Broken Hearts, Empty Wallets: Seniors Catfished for $139M

FTC report says there was a 'surge' in 2020 in romance scams bamboozling Americans 60 and over
By Jenn Gidman,  Newser Staff
Posted Oct 22, 2021 5:20 PM CDT
Dating Scam 'Surge' Bamboozled the Lonely During Pandemic
Do your research before getting more deeply involved with an online love interest.   (Getty Images/Tero Vesalainen)

(Newser) – Last month, the Department of Justice announced money laundering and wire fraud charges brought against nearly a dozen "romance scammers," and that's only scratching the surface of what the Washington Post calls a "surge" in such deceptions made worse by the pandemic, especially for the senior set.
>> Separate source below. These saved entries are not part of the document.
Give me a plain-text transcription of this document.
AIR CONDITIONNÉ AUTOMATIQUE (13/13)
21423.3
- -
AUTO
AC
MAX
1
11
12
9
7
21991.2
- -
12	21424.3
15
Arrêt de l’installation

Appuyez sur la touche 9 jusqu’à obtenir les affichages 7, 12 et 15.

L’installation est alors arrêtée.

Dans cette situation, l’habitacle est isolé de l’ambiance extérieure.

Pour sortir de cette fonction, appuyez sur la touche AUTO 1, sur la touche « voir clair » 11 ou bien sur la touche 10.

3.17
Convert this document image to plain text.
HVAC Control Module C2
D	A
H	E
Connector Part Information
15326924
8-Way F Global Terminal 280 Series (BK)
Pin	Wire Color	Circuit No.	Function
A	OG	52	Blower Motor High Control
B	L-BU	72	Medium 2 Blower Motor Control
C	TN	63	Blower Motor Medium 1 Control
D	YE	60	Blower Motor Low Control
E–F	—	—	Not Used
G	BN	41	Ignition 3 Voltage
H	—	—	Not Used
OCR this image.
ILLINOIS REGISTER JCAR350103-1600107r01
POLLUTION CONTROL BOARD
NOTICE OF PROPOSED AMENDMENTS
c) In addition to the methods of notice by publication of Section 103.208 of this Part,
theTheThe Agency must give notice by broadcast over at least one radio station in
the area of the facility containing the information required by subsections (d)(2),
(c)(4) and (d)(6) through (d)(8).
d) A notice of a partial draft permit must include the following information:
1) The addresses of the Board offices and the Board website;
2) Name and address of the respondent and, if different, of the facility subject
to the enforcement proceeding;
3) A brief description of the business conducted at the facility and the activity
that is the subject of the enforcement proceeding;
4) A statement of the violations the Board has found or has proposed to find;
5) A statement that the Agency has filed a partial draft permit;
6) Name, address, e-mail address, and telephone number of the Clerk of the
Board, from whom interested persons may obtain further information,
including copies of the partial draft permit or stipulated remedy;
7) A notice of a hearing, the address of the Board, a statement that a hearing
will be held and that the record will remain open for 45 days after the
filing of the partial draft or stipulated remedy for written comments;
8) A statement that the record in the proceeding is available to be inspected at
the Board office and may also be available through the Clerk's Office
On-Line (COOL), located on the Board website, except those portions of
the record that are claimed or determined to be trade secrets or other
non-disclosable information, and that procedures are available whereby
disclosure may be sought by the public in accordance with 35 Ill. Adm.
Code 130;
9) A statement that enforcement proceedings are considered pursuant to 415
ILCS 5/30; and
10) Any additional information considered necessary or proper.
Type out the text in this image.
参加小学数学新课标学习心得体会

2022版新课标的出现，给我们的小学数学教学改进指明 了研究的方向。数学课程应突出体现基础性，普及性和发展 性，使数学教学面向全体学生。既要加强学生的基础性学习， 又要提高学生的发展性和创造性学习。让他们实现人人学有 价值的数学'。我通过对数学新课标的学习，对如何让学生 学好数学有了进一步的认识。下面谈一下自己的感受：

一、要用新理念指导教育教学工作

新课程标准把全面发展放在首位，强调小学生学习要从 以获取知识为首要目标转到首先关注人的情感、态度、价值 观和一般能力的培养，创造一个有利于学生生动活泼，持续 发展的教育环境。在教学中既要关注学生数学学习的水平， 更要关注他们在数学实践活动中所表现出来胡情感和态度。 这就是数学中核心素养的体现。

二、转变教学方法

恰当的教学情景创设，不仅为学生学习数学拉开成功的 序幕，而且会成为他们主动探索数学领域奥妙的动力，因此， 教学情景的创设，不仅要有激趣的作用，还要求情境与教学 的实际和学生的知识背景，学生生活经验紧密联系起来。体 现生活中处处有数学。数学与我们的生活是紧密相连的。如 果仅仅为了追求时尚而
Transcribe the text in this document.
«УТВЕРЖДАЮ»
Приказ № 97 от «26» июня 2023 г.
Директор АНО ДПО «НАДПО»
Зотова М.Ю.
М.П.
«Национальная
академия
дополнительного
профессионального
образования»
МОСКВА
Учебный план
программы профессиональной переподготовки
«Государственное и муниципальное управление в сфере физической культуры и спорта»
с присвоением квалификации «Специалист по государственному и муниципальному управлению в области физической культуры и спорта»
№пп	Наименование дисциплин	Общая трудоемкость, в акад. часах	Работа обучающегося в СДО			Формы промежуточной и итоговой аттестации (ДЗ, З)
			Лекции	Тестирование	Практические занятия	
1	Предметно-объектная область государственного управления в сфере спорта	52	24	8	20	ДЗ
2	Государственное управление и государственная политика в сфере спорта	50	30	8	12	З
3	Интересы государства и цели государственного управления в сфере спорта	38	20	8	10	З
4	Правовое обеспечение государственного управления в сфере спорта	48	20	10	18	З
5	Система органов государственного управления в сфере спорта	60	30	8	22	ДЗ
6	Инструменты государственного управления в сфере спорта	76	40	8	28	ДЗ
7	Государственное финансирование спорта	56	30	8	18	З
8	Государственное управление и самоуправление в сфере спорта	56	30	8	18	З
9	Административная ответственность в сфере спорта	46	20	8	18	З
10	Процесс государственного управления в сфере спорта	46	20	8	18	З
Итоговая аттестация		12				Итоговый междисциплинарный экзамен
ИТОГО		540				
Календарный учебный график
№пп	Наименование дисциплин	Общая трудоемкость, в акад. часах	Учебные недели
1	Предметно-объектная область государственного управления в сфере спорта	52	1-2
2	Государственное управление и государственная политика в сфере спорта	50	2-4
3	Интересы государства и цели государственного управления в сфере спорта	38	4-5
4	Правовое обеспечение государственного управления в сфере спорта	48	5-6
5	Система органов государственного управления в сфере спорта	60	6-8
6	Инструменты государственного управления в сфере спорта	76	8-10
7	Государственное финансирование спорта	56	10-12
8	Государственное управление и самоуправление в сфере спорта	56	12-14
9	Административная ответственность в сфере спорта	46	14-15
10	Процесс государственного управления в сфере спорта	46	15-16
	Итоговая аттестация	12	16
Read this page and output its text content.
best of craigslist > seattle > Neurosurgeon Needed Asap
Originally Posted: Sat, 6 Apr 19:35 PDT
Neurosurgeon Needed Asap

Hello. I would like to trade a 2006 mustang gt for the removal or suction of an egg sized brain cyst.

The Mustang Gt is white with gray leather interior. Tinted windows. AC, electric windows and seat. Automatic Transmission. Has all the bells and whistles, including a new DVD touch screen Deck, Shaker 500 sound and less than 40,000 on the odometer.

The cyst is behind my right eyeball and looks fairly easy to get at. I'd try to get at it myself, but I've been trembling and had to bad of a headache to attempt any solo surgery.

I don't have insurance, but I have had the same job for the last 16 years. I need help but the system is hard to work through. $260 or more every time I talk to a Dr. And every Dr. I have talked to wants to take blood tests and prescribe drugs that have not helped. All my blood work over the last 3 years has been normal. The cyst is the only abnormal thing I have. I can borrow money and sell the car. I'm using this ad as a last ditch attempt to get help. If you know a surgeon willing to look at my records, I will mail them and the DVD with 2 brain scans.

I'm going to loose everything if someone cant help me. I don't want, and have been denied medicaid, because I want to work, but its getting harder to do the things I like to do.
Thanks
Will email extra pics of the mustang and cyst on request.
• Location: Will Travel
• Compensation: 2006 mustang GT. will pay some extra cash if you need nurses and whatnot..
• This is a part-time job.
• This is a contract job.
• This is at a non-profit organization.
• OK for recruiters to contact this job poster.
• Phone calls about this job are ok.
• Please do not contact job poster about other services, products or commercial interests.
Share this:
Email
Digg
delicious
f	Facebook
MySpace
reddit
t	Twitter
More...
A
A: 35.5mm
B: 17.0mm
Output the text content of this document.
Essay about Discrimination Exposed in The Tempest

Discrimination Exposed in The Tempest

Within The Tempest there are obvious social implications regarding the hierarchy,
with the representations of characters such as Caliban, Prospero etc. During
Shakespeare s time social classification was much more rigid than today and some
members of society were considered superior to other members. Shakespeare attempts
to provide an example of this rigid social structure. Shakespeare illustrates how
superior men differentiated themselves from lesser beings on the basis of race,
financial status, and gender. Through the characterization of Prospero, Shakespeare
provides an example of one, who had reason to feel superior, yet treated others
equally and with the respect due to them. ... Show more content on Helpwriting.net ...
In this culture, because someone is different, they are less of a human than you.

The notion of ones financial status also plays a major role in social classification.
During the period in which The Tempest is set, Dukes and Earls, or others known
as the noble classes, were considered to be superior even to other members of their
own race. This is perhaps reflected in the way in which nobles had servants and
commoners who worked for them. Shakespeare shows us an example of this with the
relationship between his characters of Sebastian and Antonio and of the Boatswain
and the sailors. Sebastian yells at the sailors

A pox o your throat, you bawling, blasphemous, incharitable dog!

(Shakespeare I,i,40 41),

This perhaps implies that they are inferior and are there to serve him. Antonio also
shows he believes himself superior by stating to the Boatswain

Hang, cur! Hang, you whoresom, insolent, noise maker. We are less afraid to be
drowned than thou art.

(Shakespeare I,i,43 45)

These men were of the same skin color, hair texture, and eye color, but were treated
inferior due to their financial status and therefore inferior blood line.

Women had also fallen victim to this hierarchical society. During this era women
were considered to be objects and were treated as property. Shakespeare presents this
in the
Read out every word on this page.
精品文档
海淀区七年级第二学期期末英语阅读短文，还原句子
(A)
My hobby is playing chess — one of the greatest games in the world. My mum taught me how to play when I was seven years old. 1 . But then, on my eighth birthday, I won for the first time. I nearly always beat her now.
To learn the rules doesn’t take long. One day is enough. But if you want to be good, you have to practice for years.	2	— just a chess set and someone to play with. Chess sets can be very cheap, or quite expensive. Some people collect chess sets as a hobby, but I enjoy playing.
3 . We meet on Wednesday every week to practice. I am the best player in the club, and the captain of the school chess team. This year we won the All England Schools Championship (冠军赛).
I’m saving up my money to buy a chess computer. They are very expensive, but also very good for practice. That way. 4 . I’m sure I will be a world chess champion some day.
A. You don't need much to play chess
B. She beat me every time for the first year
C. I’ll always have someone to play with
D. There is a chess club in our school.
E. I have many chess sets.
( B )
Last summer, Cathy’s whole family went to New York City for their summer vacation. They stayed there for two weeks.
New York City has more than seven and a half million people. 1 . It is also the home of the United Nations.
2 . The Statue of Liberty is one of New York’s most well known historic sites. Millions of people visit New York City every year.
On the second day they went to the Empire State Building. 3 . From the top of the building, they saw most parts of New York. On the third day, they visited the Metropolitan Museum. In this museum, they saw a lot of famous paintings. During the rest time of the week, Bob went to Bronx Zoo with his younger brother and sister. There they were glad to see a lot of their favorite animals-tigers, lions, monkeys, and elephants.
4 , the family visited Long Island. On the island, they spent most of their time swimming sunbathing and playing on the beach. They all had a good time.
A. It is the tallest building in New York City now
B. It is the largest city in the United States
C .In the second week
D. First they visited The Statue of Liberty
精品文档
  • The numbers: In its annual "Protecting Older Consumers" report, the Federal Trade Commission notes that in 2019, Americans 60 and older reported losing $84 million to fake lovers—a number that jumped to $139 million in 2020. An FTC release notes that's "the highest total reported loss of any scam category" the agency tracks, and it might be an underreporting, as some people may have been too embarrassed, scared, or otherwise reluctant to report.
  • The process: This financially nefarious form of catfishing starts with someone setting up a fake profile on a dating app or social media site, luring an unsuspecting person into an online relationship, and then, over time, persuading the victim to send gift cards or cash, often by wire transfer.
  • A pandemic assist: Although this kind of ruse was used long before COVID hit, the coronavirus made things worse. Or easier, if looking at it from the perpetrator's perspective. For starters, people—especially isolated and lonely people—likely spent more time online during the pandemic, upping their odds of being approached by a scammer in the first place. Then, if they were unlucky enough to get caught up in a deceptive relationship, many victims believed smooth-talking con artists who'd say they couldn't meet up in person because they were trying to stay safe from the virus, or had had a positive COVID test.
  • Aftermath: Once the victims catch on that they've been had, "they are devastated financially and emotionally," especially as these scams can go on for months or years, Kathy Stokes, head of the AARP's fraud prevention unit, tells the Post. "We had victims call the help line who have lost half a million dollars."
  • Advice: The FTC offers plentiful resources on such romance scams, including articles on the subject, typical fibs these catfishers tell—if they say they're working on an oil rig or in the military, that could be a red flag—and how to avoid getting scammed. WWLP rounds up its own tips, advising consumers to keep personal info close to the chest; do plenty of research on cajoling correspondents (including a reverse image search on profile pics); and, most importantly, do not send money, no matter how many sweet nothings pop up on the computer or smartphone screen.